Throughout the novel, Choo weaves beautiful descriptions of 1931 Malaya (the historic name for what would become present-day Malaysia), from the colonial plantations to the dance halls to dreamscapes populated by ghosts unwilling to leave their past lives behind.

JY Yang, The Descent of Monsters

JY Yang is a queer, nonbinary author from Singapore. I’m including them here because I’ve enjoyed their Tensorate series and want others to know about these books as well.

In Ea, a fictional world where science and magic combine to form slackcraft, people choose their genders in their teenage years. Ea is dominated by the Protector, Lady Sanao Hekate, whose political machinations and highly trained Tensors have allowed her to keep an iron grip on her empire. At the start of the series, the Protector has given birth to twins, Mokoya and Akeha, both of whom she gives to the Grand Monastery, the nation’s most powerful religious order, in exchange for helping her quell a rebellion. As the twins grow, Mokoya develops a gift for prophecy; meanwhile, Akeha joins the Machinists, a rebel movement opposing his mother’s rule.

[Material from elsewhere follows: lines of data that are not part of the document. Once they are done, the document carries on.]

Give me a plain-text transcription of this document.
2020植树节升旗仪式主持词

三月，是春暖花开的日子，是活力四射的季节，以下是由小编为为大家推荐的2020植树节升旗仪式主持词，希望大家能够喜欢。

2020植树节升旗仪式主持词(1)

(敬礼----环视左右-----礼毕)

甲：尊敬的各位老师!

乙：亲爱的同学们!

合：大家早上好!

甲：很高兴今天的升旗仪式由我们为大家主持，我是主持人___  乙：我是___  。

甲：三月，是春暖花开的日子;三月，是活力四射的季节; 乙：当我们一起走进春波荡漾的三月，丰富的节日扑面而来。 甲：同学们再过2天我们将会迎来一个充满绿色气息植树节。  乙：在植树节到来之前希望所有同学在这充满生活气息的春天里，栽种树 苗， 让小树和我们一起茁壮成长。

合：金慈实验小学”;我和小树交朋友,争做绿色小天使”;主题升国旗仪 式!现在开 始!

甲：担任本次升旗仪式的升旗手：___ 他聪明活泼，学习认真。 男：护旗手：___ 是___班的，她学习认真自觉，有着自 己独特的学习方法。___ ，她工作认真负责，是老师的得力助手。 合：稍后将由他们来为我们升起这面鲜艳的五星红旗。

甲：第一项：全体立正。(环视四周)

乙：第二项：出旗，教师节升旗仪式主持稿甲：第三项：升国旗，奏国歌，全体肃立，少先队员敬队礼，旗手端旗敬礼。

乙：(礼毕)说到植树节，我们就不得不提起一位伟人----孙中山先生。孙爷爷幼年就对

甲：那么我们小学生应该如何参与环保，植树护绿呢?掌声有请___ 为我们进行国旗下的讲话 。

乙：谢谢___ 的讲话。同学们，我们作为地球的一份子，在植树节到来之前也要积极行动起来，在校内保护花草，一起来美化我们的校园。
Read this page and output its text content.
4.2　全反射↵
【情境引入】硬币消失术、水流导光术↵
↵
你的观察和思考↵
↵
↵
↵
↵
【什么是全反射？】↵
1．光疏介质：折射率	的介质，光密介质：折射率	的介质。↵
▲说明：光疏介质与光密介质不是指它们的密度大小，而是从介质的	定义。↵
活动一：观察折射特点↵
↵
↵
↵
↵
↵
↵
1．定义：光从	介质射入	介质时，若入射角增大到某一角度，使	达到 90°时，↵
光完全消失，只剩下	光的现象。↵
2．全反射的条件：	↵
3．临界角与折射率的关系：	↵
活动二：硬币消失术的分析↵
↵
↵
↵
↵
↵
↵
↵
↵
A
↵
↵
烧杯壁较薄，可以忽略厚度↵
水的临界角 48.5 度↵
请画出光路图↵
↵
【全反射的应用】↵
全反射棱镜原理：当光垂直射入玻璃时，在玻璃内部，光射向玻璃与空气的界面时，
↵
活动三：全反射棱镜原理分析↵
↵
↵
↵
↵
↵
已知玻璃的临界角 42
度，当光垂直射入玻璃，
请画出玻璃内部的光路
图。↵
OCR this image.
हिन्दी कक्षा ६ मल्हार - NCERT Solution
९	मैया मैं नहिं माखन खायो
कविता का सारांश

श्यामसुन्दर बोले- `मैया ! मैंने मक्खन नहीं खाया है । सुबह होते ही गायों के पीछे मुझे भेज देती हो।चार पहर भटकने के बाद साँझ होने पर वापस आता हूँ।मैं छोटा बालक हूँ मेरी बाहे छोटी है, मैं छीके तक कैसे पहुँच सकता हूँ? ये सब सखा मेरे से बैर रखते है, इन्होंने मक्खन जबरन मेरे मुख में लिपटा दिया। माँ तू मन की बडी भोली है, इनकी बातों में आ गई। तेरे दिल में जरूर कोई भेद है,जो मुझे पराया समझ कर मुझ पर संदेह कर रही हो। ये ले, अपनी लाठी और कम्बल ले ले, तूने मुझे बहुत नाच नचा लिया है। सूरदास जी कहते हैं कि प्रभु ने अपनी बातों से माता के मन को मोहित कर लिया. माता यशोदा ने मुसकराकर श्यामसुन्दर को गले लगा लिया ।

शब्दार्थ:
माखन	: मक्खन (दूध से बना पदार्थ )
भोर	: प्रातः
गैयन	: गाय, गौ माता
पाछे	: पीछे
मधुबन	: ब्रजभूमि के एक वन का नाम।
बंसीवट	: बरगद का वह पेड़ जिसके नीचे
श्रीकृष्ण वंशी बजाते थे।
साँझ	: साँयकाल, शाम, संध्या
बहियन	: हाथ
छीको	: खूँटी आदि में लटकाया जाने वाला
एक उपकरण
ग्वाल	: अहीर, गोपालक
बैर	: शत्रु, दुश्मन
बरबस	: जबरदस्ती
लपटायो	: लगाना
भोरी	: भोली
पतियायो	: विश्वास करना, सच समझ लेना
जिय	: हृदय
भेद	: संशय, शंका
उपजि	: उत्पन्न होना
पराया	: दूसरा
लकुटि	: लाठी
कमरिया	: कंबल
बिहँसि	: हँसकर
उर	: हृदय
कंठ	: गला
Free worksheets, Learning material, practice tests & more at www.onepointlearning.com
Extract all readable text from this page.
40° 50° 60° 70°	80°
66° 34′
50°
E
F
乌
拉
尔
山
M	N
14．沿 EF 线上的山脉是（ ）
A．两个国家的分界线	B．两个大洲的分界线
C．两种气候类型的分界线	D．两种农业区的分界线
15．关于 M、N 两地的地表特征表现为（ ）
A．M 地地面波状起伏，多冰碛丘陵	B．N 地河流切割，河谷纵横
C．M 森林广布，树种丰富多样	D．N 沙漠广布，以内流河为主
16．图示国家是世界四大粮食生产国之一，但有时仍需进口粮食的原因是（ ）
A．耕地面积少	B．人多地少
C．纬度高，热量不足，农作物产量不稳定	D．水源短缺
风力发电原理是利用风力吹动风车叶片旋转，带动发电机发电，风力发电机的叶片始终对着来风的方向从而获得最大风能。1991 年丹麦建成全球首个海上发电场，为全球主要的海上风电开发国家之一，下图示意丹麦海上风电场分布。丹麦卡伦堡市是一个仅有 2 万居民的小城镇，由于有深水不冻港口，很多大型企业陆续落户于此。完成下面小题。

All of this takes place in Yang’s first book, The Black Tides of Heaven. One should read Black Tides to appreciate the tensions in The Descent of Monsters (the third in the series), a mystery told through letters, diary entries, and interrogation transcripts. Within a hidden research facility, one of the experimental hybrid animals gets loose and slaughters every person. Junior Investigator Chuwan is assigned to investigate what happened, but her superiors seem more interested in stymying her investigation and placing the blame on the Machinists. Realizing something more is at play, Chuwan digs deeper and, as she gets closer to the grisly truth that the government wants to keep concealed, she flees her job and joins forces with the Machinists. While the main characters in Descent are new, the documents refer to characters in Black Tides—who play a substantial, though largely unseen, role in the events that unfold.


I haven’t set a goal of reading a certain number of books by nonbinary authors of color (at least not this year), but I do want to know about other nonbinary authors of color that I should definitely check out. What books by women and non-binary authors of color would you recommend that I read to round out this year’s reading list?